If you had to have one last meal, what would it be?

Easy: Cooked breakfast with a pint of lager or two with my family!

If you could be anywhere right now, where would it be and who would be with you?

With my wife and our boys, but where? I would love to live somewhere remote in Scotland or in Germany.

Lasting memories of Princethorpe:

So many….Alex Darkes, Peter Jewel, Sue Francis, Mr and Mrs Skiffington, Fr O’Connor,  Fr Whelan, the list goes on!

I had written some memories down which I have deleted as my wife thought they would be edited out!

School concerts, plays and reviews….

Magic dust (iron filings) in Physics with Alex Darkes.

Wearing my tiny squash kit that was probably from my first year into the Sixth Form common room and asking if anyone wanted to play squash…big mistake!

Playing at one of the house music competitions and thinking ‘What am I doing up here?’….strange I decided to make a career out of that!

Sitting in the Chapel at break time when things got too complicated in my head. It was so peaceful. I think this is where my journey with God really started.

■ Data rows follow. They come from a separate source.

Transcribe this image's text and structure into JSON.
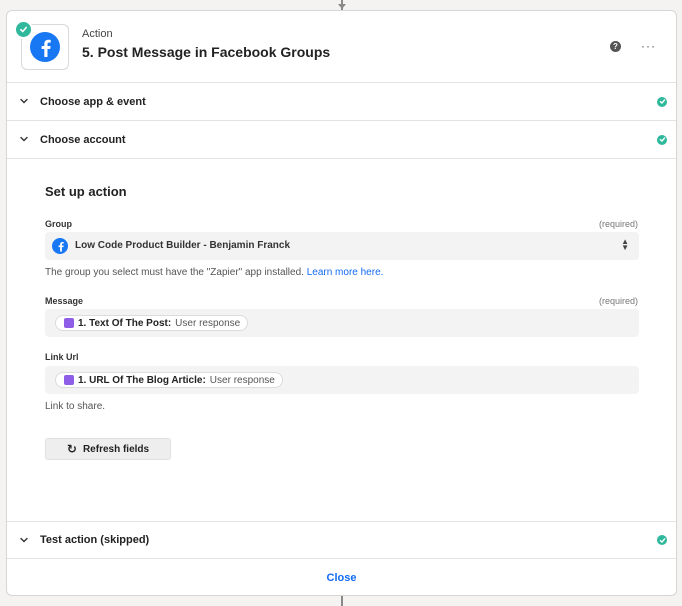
{
  "header": {
    "kicker": "Action",
    "title": "5. Post Message in Facebook Groups",
    "help_glyph": "?",
    "more_glyph": "···",
    "app_icon": "facebook-icon",
    "status_icon": "check-circle-icon"
  },
  "sections": {
    "choose_app": "Choose app & event",
    "choose_account": "Choose account",
    "test_action": "Test action (skipped)"
  },
  "setup": {
    "title": "Set up action",
    "group": {
      "label": "Group",
      "required": "(required)",
      "value": "Low Code Product Builder - Benjamin Franck",
      "help_prefix": "The group you select must have the \"Zapier\" app installed. ",
      "help_link": "Learn more here."
    },
    "message": {
      "label": "Message",
      "required": "(required)",
      "pill_step": "1. Text Of The Post:",
      "pill_value": "User response"
    },
    "link_url": {
      "label": "Link Url",
      "pill_step": "1. URL Of The Blog Article:",
      "pill_value": "User response",
      "help": "Link to share."
    },
    "refresh_label": "Refresh fields"
  },
  "footer": {
    "close_label": "Close"
  },
  "colors": {
    "accent": "#136bf5",
    "success": "#2fb89b",
    "facebook": "#1877f2",
    "pill_icon": "#8e5ee8"
  }
}
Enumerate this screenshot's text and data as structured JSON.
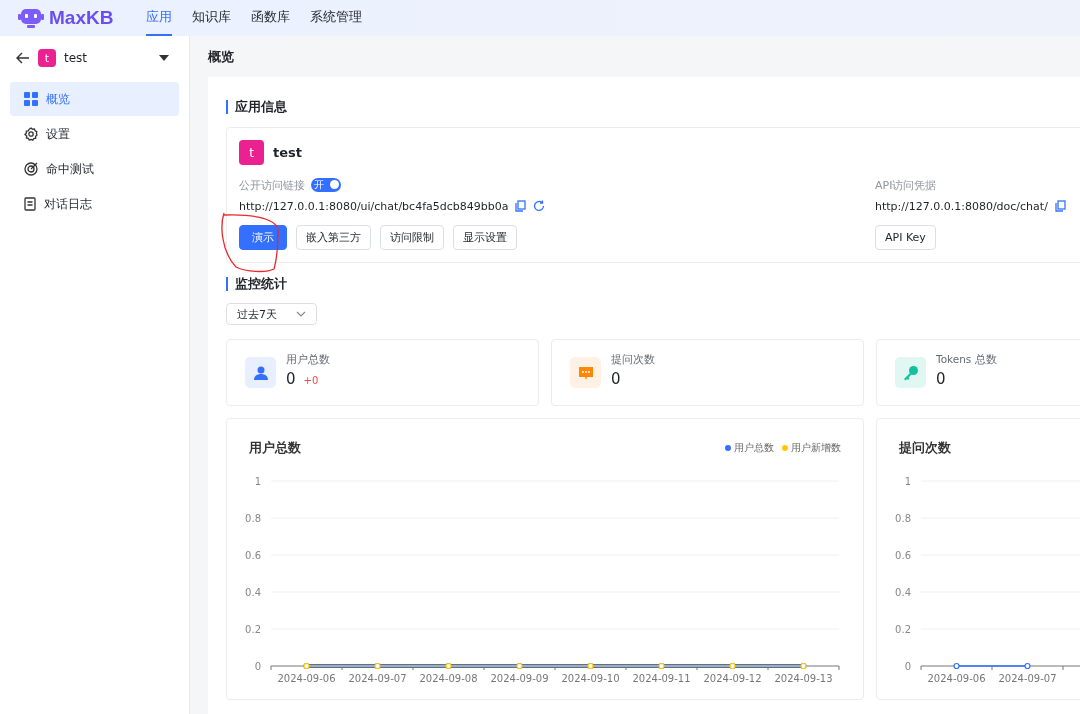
{
  "header": {
    "logo": "MaxKB",
    "nav": [
      {
        "label": "应用",
        "selected": true
      },
      {
        "label": "知识库",
        "selected": false
      },
      {
        "label": "函数库",
        "selected": false
      },
      {
        "label": "系统管理",
        "selected": false
      }
    ]
  },
  "sidebar": {
    "app_avatar": "t",
    "app_name": "test",
    "items": [
      {
        "label": "概览",
        "kind": "grid",
        "selected": true
      },
      {
        "label": "设置",
        "kind": "gear",
        "selected": false
      },
      {
        "label": "命中测试",
        "kind": "target",
        "selected": false
      },
      {
        "label": "对话日志",
        "kind": "doc",
        "selected": false
      }
    ]
  },
  "page_title": "概览",
  "app_info": {
    "heading": "应用信息",
    "avatar": "t",
    "name": "test",
    "public_link_label": "公开访问链接",
    "public_link_switch": {
      "label": "开",
      "on": true
    },
    "public_link": "http://127.0.0.1:8080/ui/chat/bc4fa5dcb849bb0a",
    "buttons": [
      {
        "label": "演示",
        "primary": true
      },
      {
        "label": "嵌入第三方",
        "primary": false
      },
      {
        "label": "访问限制",
        "primary": false
      },
      {
        "label": "显示设置",
        "primary": false
      }
    ],
    "api_label": "API访问凭据",
    "api_link": "http://127.0.0.1:8080/doc/chat/",
    "api_button": "API Key"
  },
  "monitor": {
    "heading": "监控统计",
    "range": "过去7天",
    "stats": [
      {
        "label": "用户总数",
        "value": "0",
        "delta": "+0",
        "kind": "user"
      },
      {
        "label": "提问次数",
        "value": "0",
        "kind": "chat"
      },
      {
        "label": "Tokens 总数",
        "value": "0",
        "kind": "key"
      }
    ],
    "charts": [
      {
        "chart_data": {
          "type": "line",
          "title": "用户总数",
          "categories": [
            "2024-09-06",
            "2024-09-07",
            "2024-09-08",
            "2024-09-09",
            "2024-09-10",
            "2024-09-11",
            "2024-09-12",
            "2024-09-13"
          ],
          "ylim": [
            0,
            1
          ],
          "yticks": [
            0,
            0.2,
            0.4,
            0.6,
            0.8,
            1
          ],
          "grid": true,
          "legend": true,
          "series": [
            {
              "name": "用户总数",
              "color": "#3370ff",
              "marker": "circle",
              "values": [
                0,
                0,
                0,
                0,
                0,
                0,
                0,
                0
              ]
            },
            {
              "name": "用户新增数",
              "color": "#ffc60a",
              "marker": "circle",
              "values": [
                0,
                0,
                0,
                0,
                0,
                0,
                0,
                0
              ]
            }
          ]
        }
      },
      {
        "chart_data": {
          "type": "line",
          "title": "提问次数",
          "categories": [
            "2024-09-06",
            "2024-09-07"
          ],
          "ylim": [
            0,
            1
          ],
          "yticks": [
            0,
            0.2,
            0.4,
            0.6,
            0.8,
            1
          ],
          "grid": true,
          "series": [
            {
              "color": "#3370ff",
              "marker": "circle",
              "values": [
                0,
                0
              ]
            }
          ]
        }
      }
    ]
  }
}
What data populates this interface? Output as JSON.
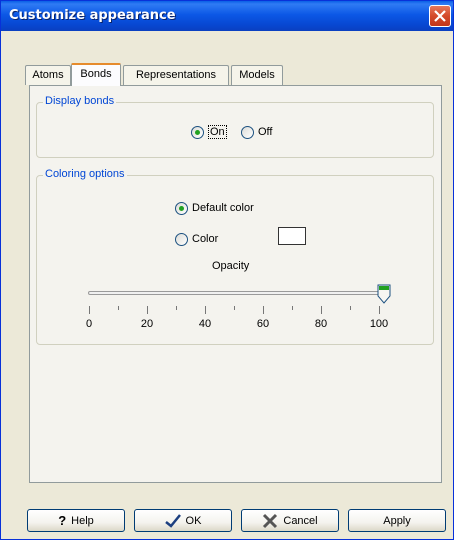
{
  "window": {
    "title": "Customize appearance"
  },
  "tabs": [
    {
      "label": "Atoms"
    },
    {
      "label": "Bonds",
      "active": true
    },
    {
      "label": "Representations"
    },
    {
      "label": "Models"
    }
  ],
  "display_bonds": {
    "title": "Display bonds",
    "on_label": "On",
    "off_label": "Off",
    "selected": "On"
  },
  "coloring": {
    "title": "Coloring options",
    "default_label": "Default color",
    "color_label": "Color",
    "selected": "Default color",
    "swatch_color": "#ffffff",
    "opacity_label": "Opacity",
    "opacity_value": 100,
    "ticks": [
      "0",
      "20",
      "40",
      "60",
      "80",
      "100"
    ]
  },
  "buttons": {
    "help": "Help",
    "ok": "OK",
    "cancel": "Cancel",
    "apply": "Apply"
  }
}
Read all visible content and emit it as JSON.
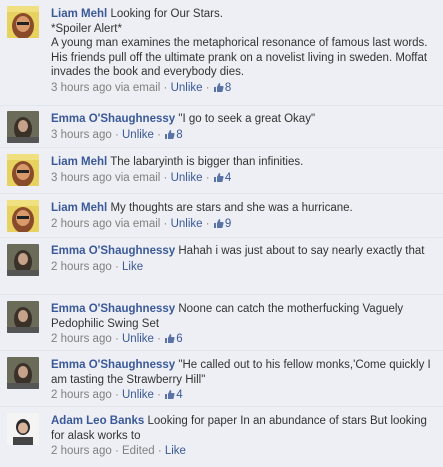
{
  "comments": [
    {
      "author": "Liam Mehl",
      "avatar": "liam-avatar",
      "text": "Looking for Our Stars.\n*Spoiler Alert*\nA young man examines the metaphorical resonance of famous last words. His friends pull off the ultimate prank on a novelist living in sweden. Moffat invades the book and everybody dies.",
      "time": "3 hours ago",
      "via": "via email",
      "action": "Unlike",
      "likes": "8"
    },
    {
      "author": "Emma O'Shaughnessy",
      "avatar": "emma-avatar",
      "text": "\"I go to seek a great Okay\"",
      "time": "3 hours ago",
      "via": "",
      "action": "Unlike",
      "likes": "8"
    },
    {
      "author": "Liam Mehl",
      "avatar": "liam-avatar",
      "text": "The labaryinth is bigger than infinities.",
      "time": "3 hours ago",
      "via": "via email",
      "action": "Unlike",
      "likes": "4"
    },
    {
      "author": "Liam Mehl",
      "avatar": "liam-avatar",
      "text": "My thoughts are stars and she was a hurricane.",
      "time": "2 hours ago",
      "via": "via email",
      "action": "Unlike",
      "likes": "9"
    },
    {
      "author": "Emma O'Shaughnessy",
      "avatar": "emma-avatar",
      "text": "Hahah i was just about to say nearly exactly that",
      "time": "2 hours ago",
      "via": "",
      "action": "Like",
      "likes": ""
    },
    {
      "author": "Emma O'Shaughnessy",
      "avatar": "emma-avatar",
      "text": "Noone can catch the motherfucking Vaguely Pedophilic Swing Set",
      "time": "2 hours ago",
      "via": "",
      "action": "Unlike",
      "likes": "6"
    },
    {
      "author": "Emma O'Shaughnessy",
      "avatar": "emma-avatar",
      "text": "\"He called out to his fellow monks,'Come quickly I am tasting the Strawberry Hill\"",
      "time": "2 hours ago",
      "via": "",
      "action": "Unlike",
      "likes": "4"
    },
    {
      "author": "Adam Leo Banks",
      "avatar": "adam-avatar",
      "text": "Looking for paper In an abundance of stars But looking for alask works to",
      "time": "2 hours ago",
      "via": "",
      "edited": "Edited",
      "action": "Like",
      "likes": ""
    }
  ],
  "colors": {
    "link": "#3b5998",
    "meta": "#808080",
    "background": "#edeff4"
  }
}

I have one sad memory of a fellow pupil Mathew Jacoby. He so very sadly died, I often think of him.

Are you in touch with any other Old Princethorpians, if so whom?

Remotely I am still in touch with Graham Budd, my mum went to school with his mum and they are still good friends So I hear his news every once in a while. Graham is a lovely man.

Is there anyone you would like to track down?

Not really, Sorry! I am not a big one for reunions or social media But sending love to anyone who reads this that I have crossed paths with!